El equipo luchó hasta donde pudo por igualar el juego, pero creo que desde el tercer gol ya bajamos los brazos. Dentro de la cancha éramos conscientes de que si Paraguay le hacía otro gol a Perú, se metían ellos segundos y nos dejaban sin Mundial, pero por fortuna eso nunca ocurrió y fuimos nosotros quienes disputamos el repechaje contra Australia. Como los juegos eran casi enseguida, tuvimos que recuperarnos anímica y físicamente muy rápido de la goleada. La moral la recompusimos con muchas charlas internas y la realidad es que siempre estuvimos confiados de clasificar. También recuerdo que me costó dormirme esa noche, pero como ya dije, enseguida había que pensar en el repechaje, por lo que traté de recuperarme lo más rápido posible.

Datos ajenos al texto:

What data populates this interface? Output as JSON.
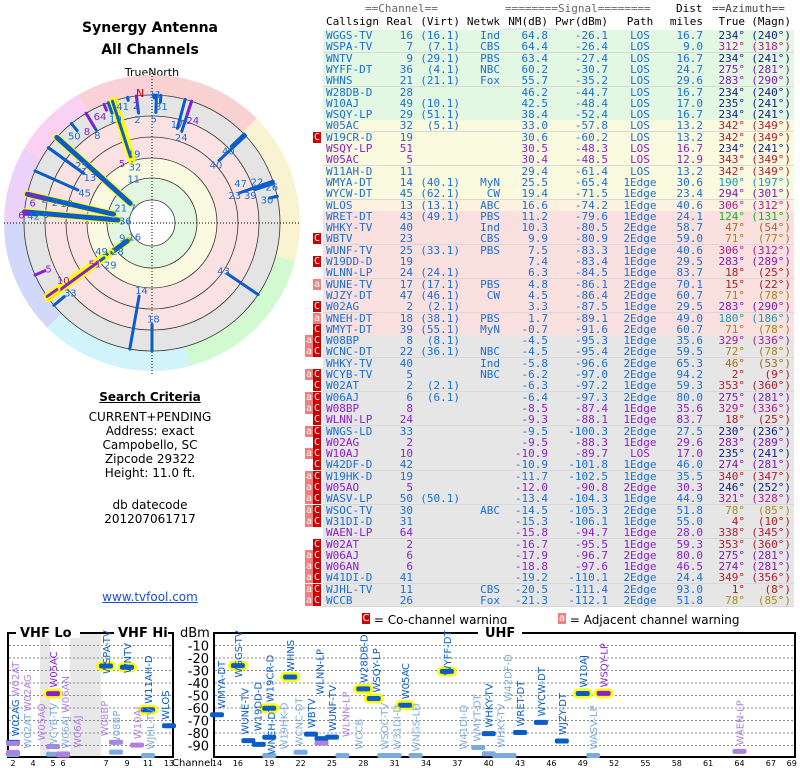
{
  "left": {
    "title1": "Synergy Antenna",
    "title2": "All Channels",
    "north_label": "TrueNorth",
    "n_mark": "N",
    "criteria_title": "Search Criteria",
    "criteria": [
      "CURRENT+PENDING",
      "Address: exact",
      "Campobello, SC",
      "Zipcode 29322",
      "Height: 11.0 ft."
    ],
    "db_label": "db datecode",
    "db_value": "201207061717",
    "link": "www.tvfool.com"
  },
  "table": {
    "group_headers": {
      "channel": "==Channel==",
      "signal": "========Signal========",
      "dist": "Dist",
      "azimuth": "==Azimuth=="
    },
    "columns": [
      "Callsign",
      "Real",
      "(Virt)",
      "Netwk",
      "NM(dB)",
      "Pwr(dBm)",
      "Path",
      "miles",
      "True",
      "(Magn)"
    ],
    "rows": [
      [
        "WGGS-TV",
        "16",
        "(16.1)",
        "Ind",
        "64.8",
        "-26.1",
        "LOS",
        "16.7",
        "234°",
        "(240°)",
        "",
        "green",
        0
      ],
      [
        "WSPA-TV",
        "7",
        "(7.1)",
        "CBS",
        "64.4",
        "-26.4",
        "LOS",
        "9.0",
        "312°",
        "(318°)",
        "",
        "green",
        0
      ],
      [
        "WNTV",
        "9",
        "(29.1)",
        "PBS",
        "63.4",
        "-27.4",
        "LOS",
        "16.7",
        "234°",
        "(241°)",
        "",
        "green",
        0
      ],
      [
        "WYFF-DT",
        "36",
        "(4.1)",
        "NBC",
        "60.2",
        "-30.7",
        "LOS",
        "24.7",
        "275°",
        "(281°)",
        "",
        "green",
        0
      ],
      [
        "WHNS",
        "21",
        "(21.1)",
        "Fox",
        "55.7",
        "-35.2",
        "LOS",
        "29.6",
        "283°",
        "(290°)",
        "",
        "green",
        0
      ],
      [
        "W28DB-D",
        "28",
        "",
        "",
        "46.2",
        "-44.7",
        "LOS",
        "16.7",
        "234°",
        "(240°)",
        "",
        "green",
        0
      ],
      [
        "W10AJ",
        "49",
        "(10.1)",
        "",
        "42.5",
        "-48.4",
        "LOS",
        "17.0",
        "235°",
        "(241°)",
        "",
        "green",
        0
      ],
      [
        "WSQY-LP",
        "29",
        "(51.1)",
        "",
        "38.4",
        "-52.4",
        "LOS",
        "16.7",
        "234°",
        "(241°)",
        "",
        "green",
        0
      ],
      [
        "W05AC",
        "32",
        "(5.1)",
        "",
        "33.0",
        "-57.8",
        "LOS",
        "13.2",
        "342°",
        "(349°)",
        "",
        "yellow",
        0
      ],
      [
        "W19CR-D",
        "19",
        "",
        "",
        "30.6",
        "-60.2",
        "LOS",
        "13.2",
        "342°",
        "(349°)",
        "C",
        "yellow",
        0
      ],
      [
        "WSQY-LP",
        "51",
        "",
        "",
        "30.5",
        "-48.3",
        "LOS",
        "16.7",
        "234°",
        "(241°)",
        "",
        "yellow",
        1
      ],
      [
        "W05AC",
        "5",
        "",
        "",
        "30.4",
        "-48.5",
        "LOS",
        "12.9",
        "343°",
        "(349°)",
        "",
        "yellow",
        1
      ],
      [
        "W11AH-D",
        "11",
        "",
        "",
        "29.4",
        "-61.4",
        "LOS",
        "13.2",
        "342°",
        "(349°)",
        "",
        "yellow",
        0
      ],
      [
        "WMYA-DT",
        "14",
        "(40.1)",
        "MyN",
        "25.5",
        "-65.4",
        "1Edge",
        "30.6",
        "190°",
        "(197°)",
        "",
        "yellow",
        0
      ],
      [
        "WYCW-DT",
        "45",
        "(62.1)",
        "CW",
        "19.4",
        "-71.5",
        "1Edge",
        "23.4",
        "294°",
        "(301°)",
        "",
        "yellow",
        0
      ],
      [
        "WLOS",
        "13",
        "(13.1)",
        "ABC",
        "16.6",
        "-74.2",
        "1Edge",
        "40.6",
        "306°",
        "(312°)",
        "",
        "orange",
        0
      ],
      [
        "WRET-DT",
        "43",
        "(49.1)",
        "PBS",
        "11.2",
        "-79.6",
        "1Edge",
        "24.1",
        "124°",
        "(131°)",
        "",
        "pink",
        0
      ],
      [
        "WHKY-TV",
        "40",
        "",
        "Ind",
        "10.3",
        "-80.5",
        "2Edge",
        "58.7",
        "47°",
        "(54°)",
        "",
        "pink",
        0
      ],
      [
        "WBTV",
        "23",
        "",
        "CBS",
        "9.9",
        "-80.9",
        "2Edge",
        "59.0",
        "71°",
        "(77°)",
        "C",
        "pink",
        0
      ],
      [
        "WUNF-TV",
        "25",
        "(33.1)",
        "PBS",
        "7.5",
        "-83.3",
        "1Edge",
        "40.6",
        "306°",
        "(312°)",
        "",
        "pink",
        0
      ],
      [
        "W19DD-D",
        "19",
        "",
        "",
        "7.4",
        "-83.4",
        "1Edge",
        "29.5",
        "283°",
        "(289°)",
        "C",
        "pink",
        0
      ],
      [
        "WLNN-LP",
        "24",
        "(24.1)",
        "",
        "6.3",
        "-84.5",
        "1Edge",
        "83.7",
        "18°",
        "(25°)",
        "",
        "pink",
        0
      ],
      [
        "WUNE-TV",
        "17",
        "(17.1)",
        "PBS",
        "4.8",
        "-86.1",
        "2Edge",
        "70.1",
        "15°",
        "(22°)",
        "a",
        "pink",
        0
      ],
      [
        "WJZY-DT",
        "47",
        "(46.1)",
        "CW",
        "4.5",
        "-86.4",
        "2Edge",
        "60.7",
        "71°",
        "(78°)",
        "",
        "pink",
        0
      ],
      [
        "W02AG",
        "2",
        "(2.1)",
        "",
        "3.3",
        "-87.5",
        "1Edge",
        "29.5",
        "283°",
        "(290°)",
        "C",
        "pink",
        0
      ],
      [
        "WNEH-DT",
        "18",
        "(38.1)",
        "PBS",
        "1.7",
        "-89.1",
        "2Edge",
        "49.0",
        "180°",
        "(186°)",
        "a",
        "pink",
        0
      ],
      [
        "WMYT-DT",
        "39",
        "(55.1)",
        "MyN",
        "-0.7",
        "-91.6",
        "2Edge",
        "60.7",
        "71°",
        "(78°)",
        "C",
        "pink",
        0
      ],
      [
        "W08BP",
        "8",
        "(8.1)",
        "",
        "-4.5",
        "-95.3",
        "1Edge",
        "35.6",
        "329°",
        "(336°)",
        "aC",
        "gray",
        0
      ],
      [
        "WCNC-DT",
        "22",
        "(36.1)",
        "NBC",
        "-4.5",
        "-95.4",
        "2Edge",
        "59.5",
        "72°",
        "(78°)",
        "aC",
        "gray",
        0
      ],
      [
        "WHKY-TV",
        "40",
        "",
        "Ind",
        "-5.8",
        "-96.6",
        "2Edge",
        "65.3",
        "46°",
        "(53°)",
        "",
        "gray",
        0
      ],
      [
        "WCYB-TV",
        "5",
        "",
        "NBC",
        "-6.2",
        "-97.0",
        "2Edge",
        "94.2",
        "2°",
        "(9°)",
        "aC",
        "gray",
        0
      ],
      [
        "W02AT",
        "2",
        "(2.1)",
        "",
        "-6.3",
        "-97.2",
        "1Edge",
        "59.3",
        "353°",
        "(360°)",
        "C",
        "gray",
        0
      ],
      [
        "W06AJ",
        "6",
        "(6.1)",
        "",
        "-6.4",
        "-97.3",
        "2Edge",
        "80.0",
        "275°",
        "(281°)",
        "aC",
        "gray",
        0
      ],
      [
        "W08BP",
        "8",
        "",
        "",
        "-8.5",
        "-87.4",
        "1Edge",
        "35.6",
        "329°",
        "(336°)",
        "aC",
        "gray",
        1
      ],
      [
        "WLNN-LP",
        "24",
        "",
        "",
        "-9.3",
        "-88.1",
        "1Edge",
        "83.7",
        "18°",
        "(25°)",
        "C",
        "gray",
        1
      ],
      [
        "WNGS-LD",
        "33",
        "",
        "",
        "-9.5",
        "-100.3",
        "2Edge",
        "27.5",
        "230°",
        "(236°)",
        "aC",
        "gray",
        0
      ],
      [
        "W02AG",
        "2",
        "",
        "",
        "-9.5",
        "-88.3",
        "1Edge",
        "29.6",
        "283°",
        "(289°)",
        "C",
        "gray",
        1
      ],
      [
        "W10AJ",
        "10",
        "",
        "",
        "-10.9",
        "-89.7",
        "LOS",
        "17.0",
        "235°",
        "(241°)",
        "aC",
        "gray",
        1
      ],
      [
        "W42DF-D",
        "42",
        "",
        "",
        "-10.9",
        "-101.8",
        "1Edge",
        "46.0",
        "274°",
        "(281°)",
        "C",
        "gray",
        0
      ],
      [
        "W19HK-D",
        "19",
        "",
        "",
        "-11.7",
        "-102.5",
        "1Edge",
        "35.5",
        "340°",
        "(347°)",
        "aC",
        "gray",
        0
      ],
      [
        "W05AO",
        "5",
        "",
        "",
        "-12.0",
        "-90.8",
        "2Edge",
        "30.3",
        "246°",
        "(252°)",
        "aC",
        "gray",
        1
      ],
      [
        "WASV-LP",
        "50",
        "(50.1)",
        "",
        "-13.4",
        "-104.3",
        "1Edge",
        "44.9",
        "321°",
        "(328°)",
        "aC",
        "gray",
        0
      ],
      [
        "WSOC-TV",
        "30",
        "",
        "ABC",
        "-14.5",
        "-105.3",
        "2Edge",
        "51.8",
        "78°",
        "(85°)",
        "aC",
        "gray",
        0
      ],
      [
        "W31DI-D",
        "31",
        "",
        "",
        "-15.3",
        "-106.1",
        "1Edge",
        "55.0",
        "4°",
        "(10°)",
        "aC",
        "gray",
        0
      ],
      [
        "WAEN-LP",
        "64",
        "",
        "",
        "-15.8",
        "-94.7",
        "1Edge",
        "28.0",
        "338°",
        "(345°)",
        "",
        "gray",
        1
      ],
      [
        "W02AT",
        "2",
        "",
        "",
        "-16.7",
        "-95.5",
        "1Edge",
        "59.3",
        "353°",
        "(360°)",
        "C",
        "gray",
        1
      ],
      [
        "W06AJ",
        "6",
        "",
        "",
        "-17.9",
        "-96.7",
        "2Edge",
        "80.0",
        "275°",
        "(281°)",
        "aC",
        "gray",
        1
      ],
      [
        "W06AN",
        "6",
        "",
        "",
        "-18.8",
        "-97.6",
        "1Edge",
        "46.5",
        "274°",
        "(281°)",
        "aC",
        "gray",
        1
      ],
      [
        "W41DI-D",
        "41",
        "",
        "",
        "-19.2",
        "-110.1",
        "2Edge",
        "24.4",
        "349°",
        "(356°)",
        "aC",
        "gray",
        0
      ],
      [
        "WJHL-TV",
        "11",
        "",
        "CBS",
        "-20.5",
        "-111.4",
        "2Edge",
        "93.0",
        "1°",
        "(8°)",
        "aC",
        "gray",
        0
      ],
      [
        "WCCB",
        "26",
        "",
        "Fox",
        "-21.3",
        "-112.1",
        "2Edge",
        "51.8",
        "78°",
        "(85°)",
        "aC",
        "gray",
        0
      ]
    ]
  },
  "legend": {
    "co_flag": "C",
    "co_text": "= Co-channel warning",
    "adj_flag": "a",
    "adj_text": "= Adjacent channel warning"
  },
  "spectrum": {
    "vhf_lo": "VHF Lo",
    "vhf_hi": "VHF Hi",
    "uhf": "UHF",
    "unit": "dBm",
    "channel_label": "Channel",
    "dbm_ticks": [
      "-10",
      "-20",
      "-30",
      "-40",
      "-50",
      "-60",
      "-70",
      "-80",
      "-90"
    ],
    "vhf_channel_ticks": [
      "2",
      "4",
      "5",
      "6",
      "7",
      "9",
      "11",
      "13"
    ],
    "uhf_channel_ticks": [
      "14",
      "16",
      "19",
      "22",
      "25",
      "28",
      "31",
      "34",
      "37",
      "40",
      "43",
      "46",
      "49",
      "52",
      "55",
      "58",
      "61",
      "64",
      "67",
      "69"
    ]
  },
  "colors": {
    "green": "#e2f8e2",
    "yellow": "#fafade",
    "orange": "#fdf2e0",
    "pink": "#fbe0e0",
    "gray": "#e6e6e6",
    "digital": "#1a6ed8",
    "analog": "#8a1fd0",
    "co_flag": "#cc0000",
    "adj_flag": "#f08080"
  }
}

No pienso que el 5-0 haya afectado mi trayectoria, fue un episodio aislado, lo ocurrido con mi carrera luego de eso pasó por otras cosas. Fui suplente en el Mundial del 94 tras haber sido titular en 1990 y durante todo el proceso de Alfio Basile. Yo nunca supe si iría al Mundial, pero lo cierto es que nunca me sentí titular, ni cuando lo fui ni cuando me sacaron. Ese partido tampoco cambió mi manera de atajar, siempre me paré igual debajo de los tres palos. Además yo no soy como muchos futbolistas, que suelen guardar ropa y otros recuerdos de sus partidos. No sé que pasó con la ropa que usé ese día. Tengo el buzo de Italia 90, pero por pura casualidad.
Una de las claves para que la goleada ante Colombia fuera apenas una anécdota estuvo también en la familia y los amigos cercanos, ya que con el apoyo de ellos pude salir adelante. La gente que me quería siempre estuvo allí incondicionalmente. Incluso siempre me he reído del asunto y cuando comparo algo malo de la vida siempre digo que "es peor que el 5-0 con Colombia". Alguna vez estuve con el 'Pibe' Valderrama -una gran persona- en Buenos Aires y recuerdo que cuando me saludó con la mano no dejaba de mostrarme sus cinco dedos. Cuando me di cuenta de que me estaba jugando una broma no paramos de reírnos. La pasé muy bien con él, es realmente un genio del fútbol, un superdotado.
Y por último, quiero aclarar una cosa: Maradona no aplaudió a Colombia, como aseguró un sector de la prensa. Al contrario, él estaba enfurecido con la gente que lo hacía. Diego quiere mucho a la camiseta como para hacer semejante cosa.